Nous continuons notre tour du lac en remontant la route vers le nord en direction de Bishkek. A force de tourner en rond, il faut bien que des noms familiers refassent surface de temps à autre. En attendant notre retour dans la capitale kirghize, nous stoppons notre marshrutka à Cholpon Ata. C’est la station balnéaire à la mode dans cette partie du monde. Et comme c’est également un haut lieu de villégiature pour les russes, on se retrouve à traîner la savate au milieu de tignasses blondes et de gueules de tueurs lappant des cornets de glaces vanilles sur la rue principale aux trottoirs défoncés. On a cette drôle d’impression d’avoir soudain changé de pays et de se retrouver sur une plage à Sotchi ou en Crimée en compagnie de types en maillots de bain sirotant des mugs de vodka sous un soleil blanc. C’est amusant de constater que les clichés parfois n’en sont pas.
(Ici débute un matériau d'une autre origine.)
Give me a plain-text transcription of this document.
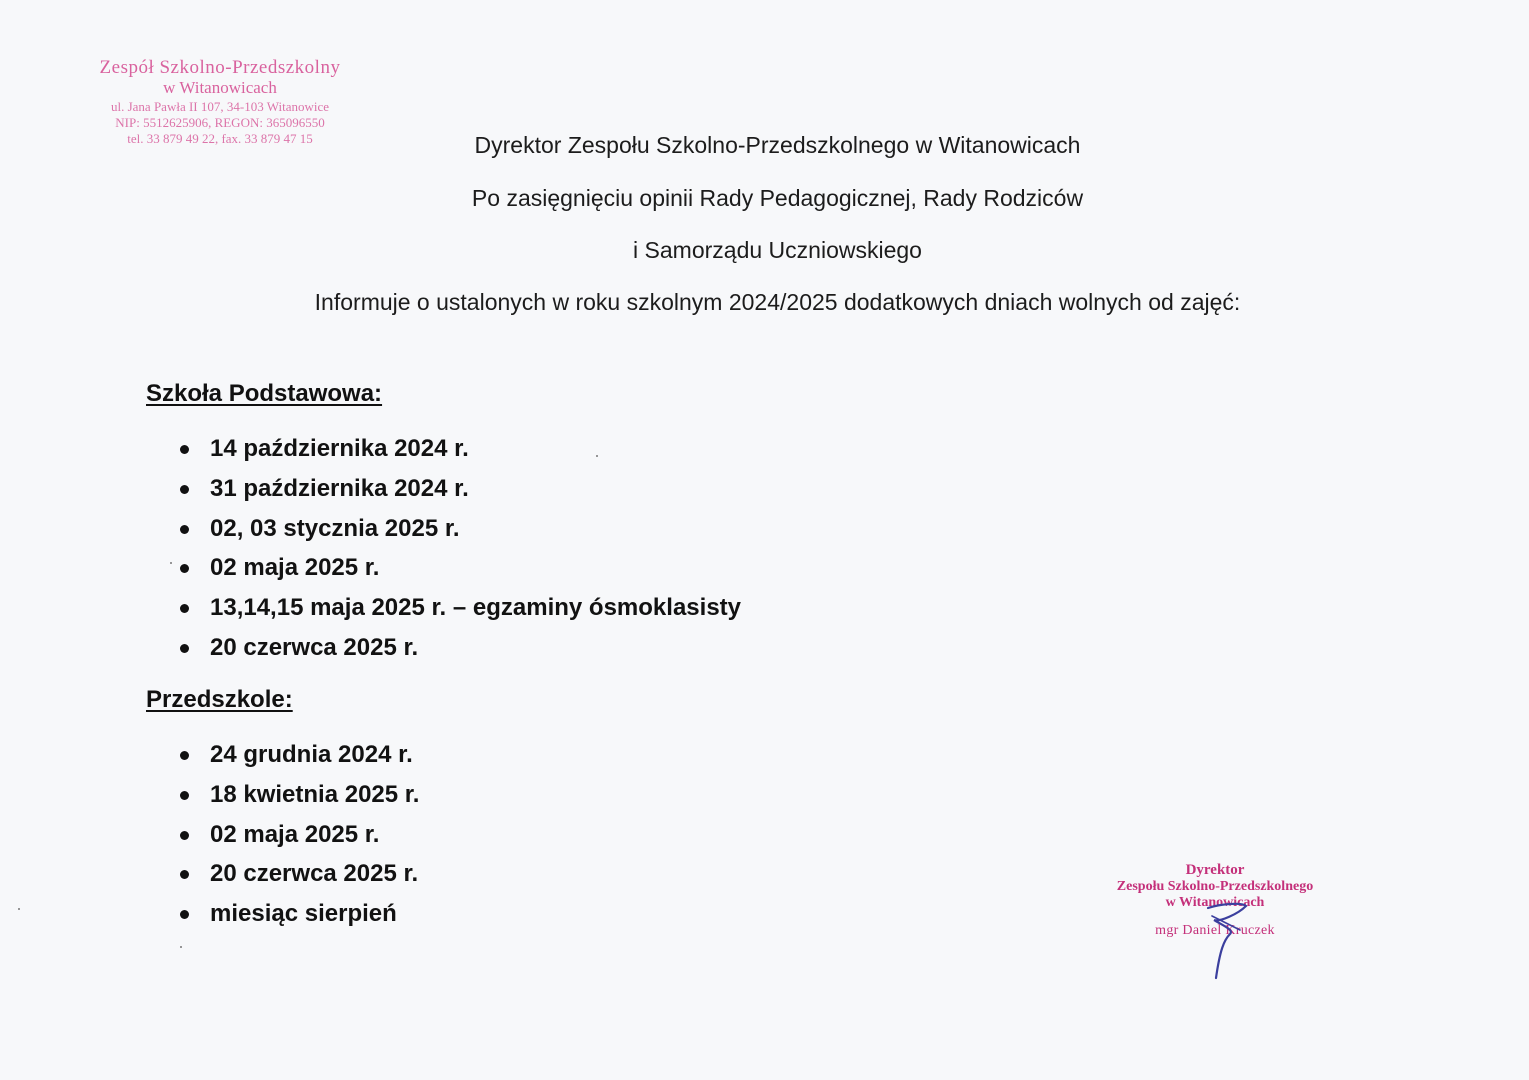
Zespół Szkolno-Przedszkolny
w Witanowicach
ul. Jana Pawła II 107, 34-103 Witanowice
NIP: 5512625906, REGON: 365096550
tel. 33 879 49 22, fax. 33 879 47 15	Dyrektor Zespołu Szkolno-Przedszkolnego w Witanowicach
Po zasięgnięciu opinii Rady Pedagogicznej, Rady Rodziców
i Samorządu Uczniowskiego
Informuje o ustalonych w roku szkolnym 2024/2025 dodatkowych dniach wolnych od zajęć:
Szkoła Podstawowa:
14 października 2024 r.
31 października 2024 r.
02, 03 stycznia 2025 r.
02 maja 2025 r.
13,14,15 maja 2025 r. – egzaminy ósmoklasisty
20 czerwca 2025 r.
Przedszkole:
24 grudnia 2024 r.
18 kwietnia 2025 r.
02 maja 2025 r.
20 czerwca 2025 r.
miesiąc sierpień
Dyrektor
Zespołu Szkolno-Przedszkolnego
w Witanowicach
mgr Daniel Kruczek
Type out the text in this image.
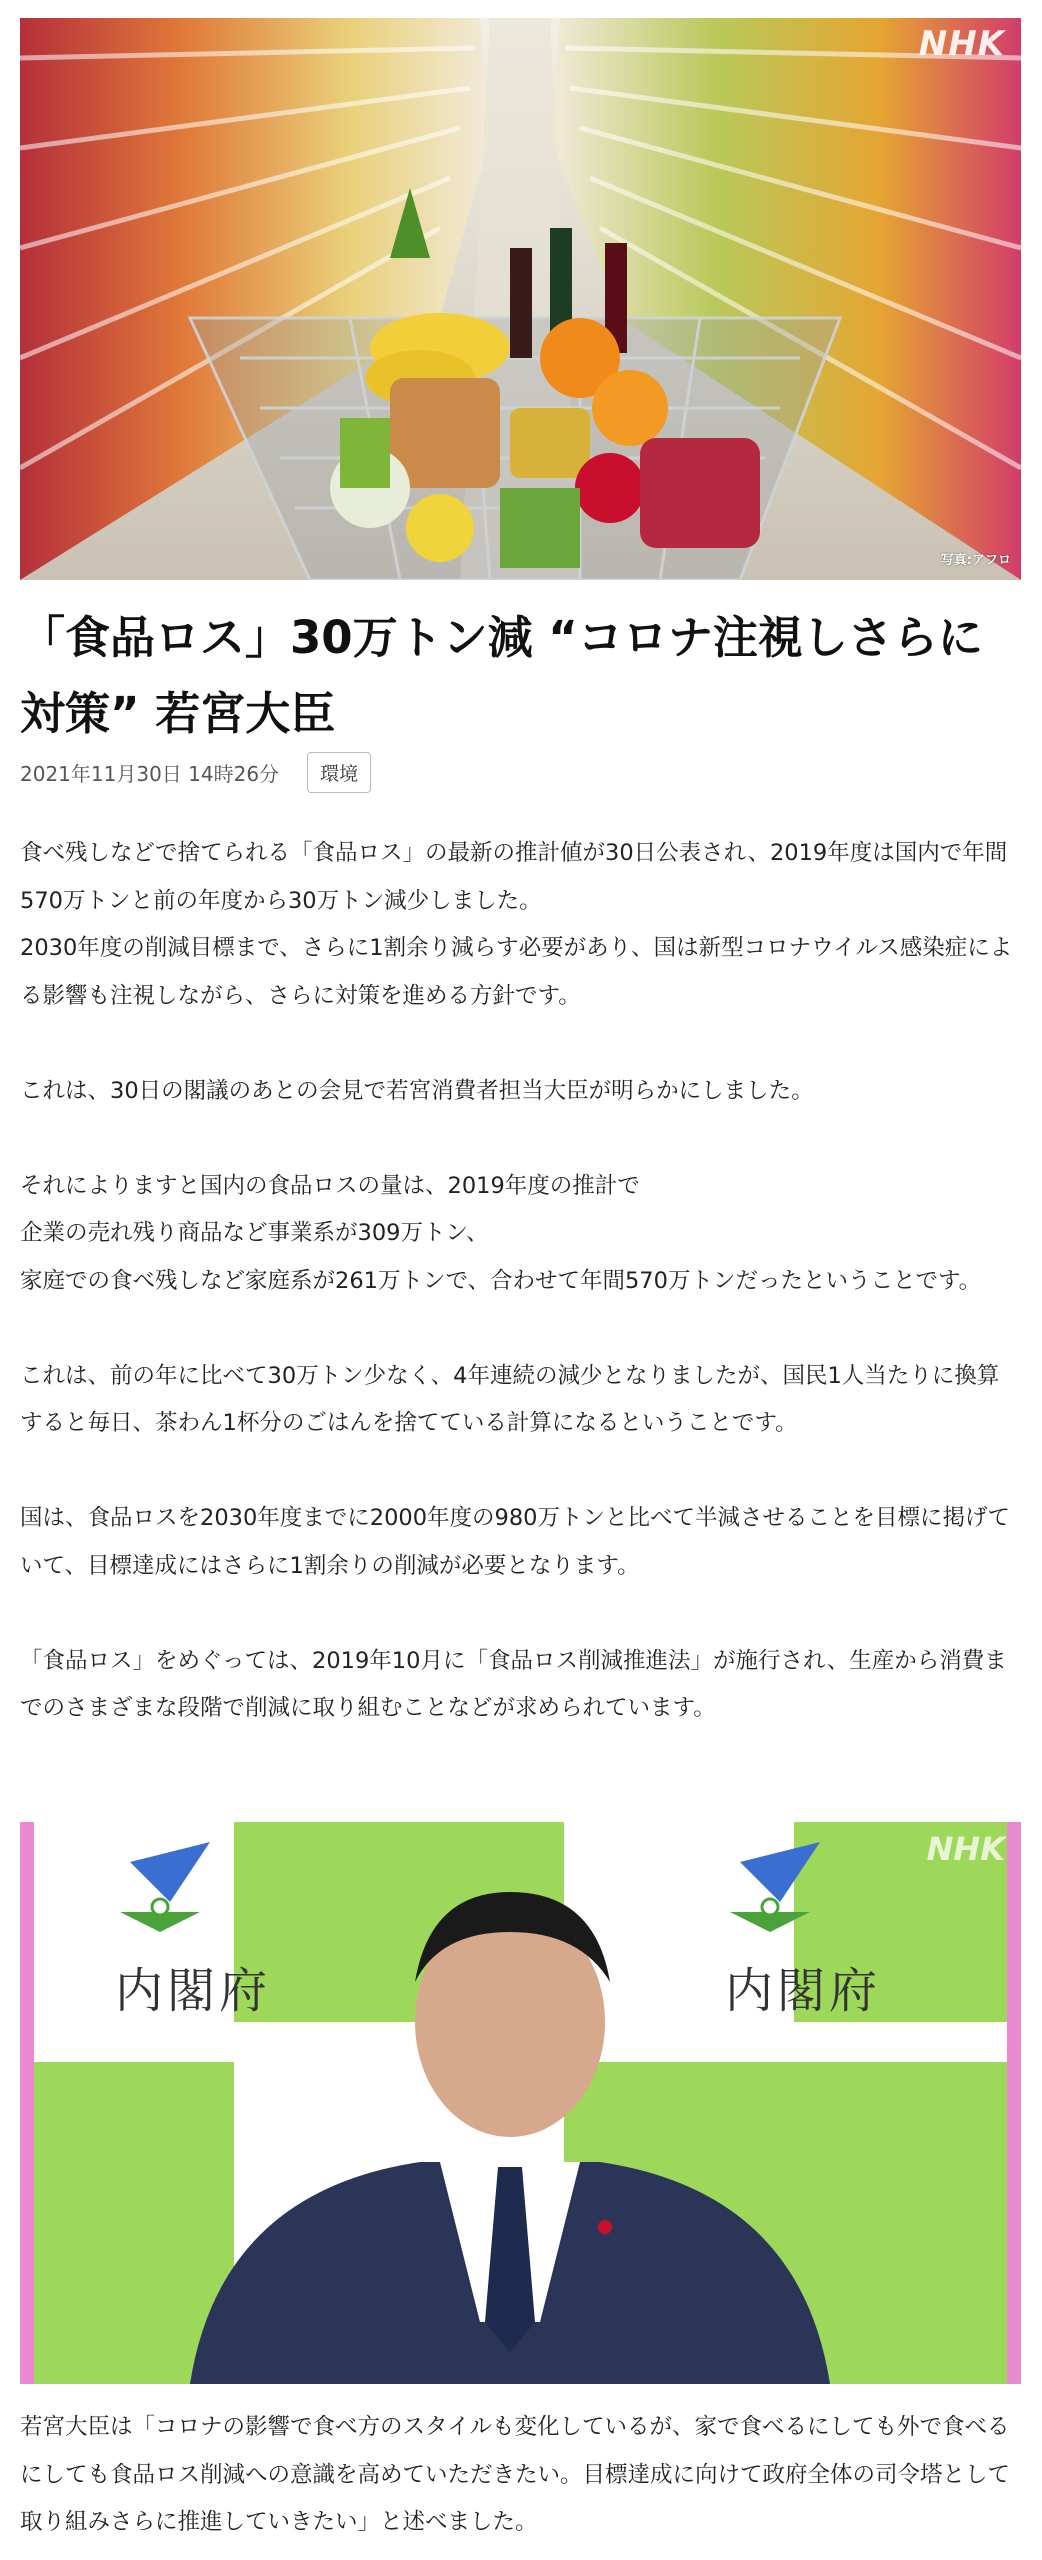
NHK
写真:アフロ
「食品ロス」30万トン減 “コロナ注視しさらに対策” 若宮大臣
2021年11月30日 14時26分	環境

食べ残しなどで捨てられる「食品ロス」の最新の推計値が30日公表され、2019年度は国内で年間570万トンと前の年度から30万トン減少しました。

2030年度の削減目標まで、さらに1割余り減らす必要があり、国は新型コロナウイルス感染症による影響も注視しながら、さらに対策を進める方針です。

これは、30日の閣議のあとの会見で若宮消費者担当大臣が明らかにしました。

それによりますと国内の食品ロスの量は、2019年度の推計で

企業の売れ残り商品など事業系が309万トン、

家庭での食べ残しなど家庭系が261万トンで、合わせて年間570万トンだったということです。

これは、前の年に比べて30万トン少なく、4年連続の減少となりましたが、国民1人当たりに換算すると毎日、茶わん1杯分のごはんを捨てている計算になるということです。

国は、食品ロスを2030年度までに2000年度の980万トンと比べて半減させることを目標に掲げていて、目標達成にはさらに1割余りの削減が必要となります。

「食品ロス」をめぐっては、2019年10月に「食品ロス削減推進法」が施行され、生産から消費までのさまざまな段階で削減に取り組むことなどが求められています。

内閣府	内閣府
NHK

若宮大臣は「コロナの影響で食べ方のスタイルも変化しているが、家で食べるにしても外で食べるにしても食品ロス削減への意識を高めていただきたい。目標達成に向けて政府全体の司令塔として取り組みさらに推進していきたい」と述べました。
Cholpon Ata nous offraient trois longs jours de vacances où la baignade et les promenades au bord du lac étaient à peu près les seules activités programmées sur l’agenda. Au quatrième jour, il était grand temps de rompre avec ce rythme qui ne pouvait pas durer plus longtemps. On bouillait. Nous connaissions toutes les ruelles de la villes, toutes les plages du lac, toutes les gueules patibulaires en congés. La fuite était toujours la meilleure réponse aux tourments de l’inaction.

On sautait dans la première marshrutka du matin en compagnie d’une quinzaine de kirghizes pressés aussi d’en découdre. Il pleuvait, le moteur hurlait, on partait. Comme la vie était alors simple.

Assis au fond de la camionnette qui déjà s’échappait de Cholpon Ata, on dégainait une nouvelle fois l’infaillible « Partir c’est revivre » d’Ella.

Cette femme était une sainte.
Nous étions définitivement ses disciples.